Pour cet article invité, innovecteur a donné la parole à un spécialiste de ces questions.

Lionel est informaticien depuis les années 80 !
Coach depuis plus de 10 ans, il accompagne des dirigeants d’entreprise et leurs équipes dans leur transformation digitale.
Consommateur coutumier des technologies informatiques, il aime en décoder les rouages et partager le fruit de ses recherches sur ce qu’il considère comme le plus grand bouleversement des usages de notre temps.
Actuellement, il termine un Bachelor de Philosophie.
Il est l’auteur de l’ouvrage « Informatique et éthique », disponible dans toutes les librairies de proximité.
LinkedIn : https://www.linkedin.com/in/lloiseau/
Il est plus que d’actualité d’associer les termes informatique et éthique
Selon le site Worldometer.info, 4.6 milliards d’individus (soit 58% de la population mondiale) sont des internautes, y compris les vieillards et les enfants. Et ce nombre d’internautes progresse bien plus vite que celui des naissances ! (https://www.worldometers.info/fr/)
Selon une étude de juin 2016 de Dscout, un « mobinaute » ordinaire toucherait, en moyenne, son smartphone 2617 fois dans une journée, soit presque 2 fois par minute (https://dscout.com/)
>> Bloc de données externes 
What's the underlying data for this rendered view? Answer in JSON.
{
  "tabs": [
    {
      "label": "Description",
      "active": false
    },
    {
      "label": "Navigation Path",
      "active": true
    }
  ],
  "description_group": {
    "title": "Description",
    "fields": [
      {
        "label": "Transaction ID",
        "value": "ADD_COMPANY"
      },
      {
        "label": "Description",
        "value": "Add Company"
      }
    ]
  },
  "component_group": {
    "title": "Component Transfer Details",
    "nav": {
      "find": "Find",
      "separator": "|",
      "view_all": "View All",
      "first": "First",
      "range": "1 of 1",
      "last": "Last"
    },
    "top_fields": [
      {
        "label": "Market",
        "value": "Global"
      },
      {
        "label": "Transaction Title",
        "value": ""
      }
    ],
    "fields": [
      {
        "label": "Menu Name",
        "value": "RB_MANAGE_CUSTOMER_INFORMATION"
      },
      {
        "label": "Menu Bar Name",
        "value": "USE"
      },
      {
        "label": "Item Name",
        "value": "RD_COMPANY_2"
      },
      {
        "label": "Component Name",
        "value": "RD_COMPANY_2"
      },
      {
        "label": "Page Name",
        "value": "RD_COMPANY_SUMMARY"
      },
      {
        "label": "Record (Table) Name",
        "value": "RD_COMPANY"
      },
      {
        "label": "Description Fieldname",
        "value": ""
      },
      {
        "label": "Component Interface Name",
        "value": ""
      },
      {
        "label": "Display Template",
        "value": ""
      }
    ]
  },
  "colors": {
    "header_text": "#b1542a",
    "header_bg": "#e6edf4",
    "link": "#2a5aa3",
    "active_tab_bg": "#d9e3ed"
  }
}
De l’autre côté de la chaîne de consommation, la démocratisation de l’informatique et une telle utilisation massive de smartphones et d’ordinateurs en tout genre ont favorisé une hyper-concentration d’acteurs privés. Ce ne sont pas moins de 7 entreprises technologiques informatiques qui figurent dans le classement des 10 entreprises les plus prospères (https://fr.wikipedia.org/wiki/Liste_des_entreprises_par_capitalisation_boursière#2011-2020)
L’informatique a pris une place tellement prééminente dans nos vies qu’il nous semble important de nous questionner sur sa portée, sur sa mesure, et sur ses bienfaits.
* Cette informatique-là est-elle éthique ?
* A-t-elle la place qu’elle mérite dans la société, dans une forme d’équilibre réfléchi, de juste mesure ?
* Est-elle au service du vrai, du beau, du bien ?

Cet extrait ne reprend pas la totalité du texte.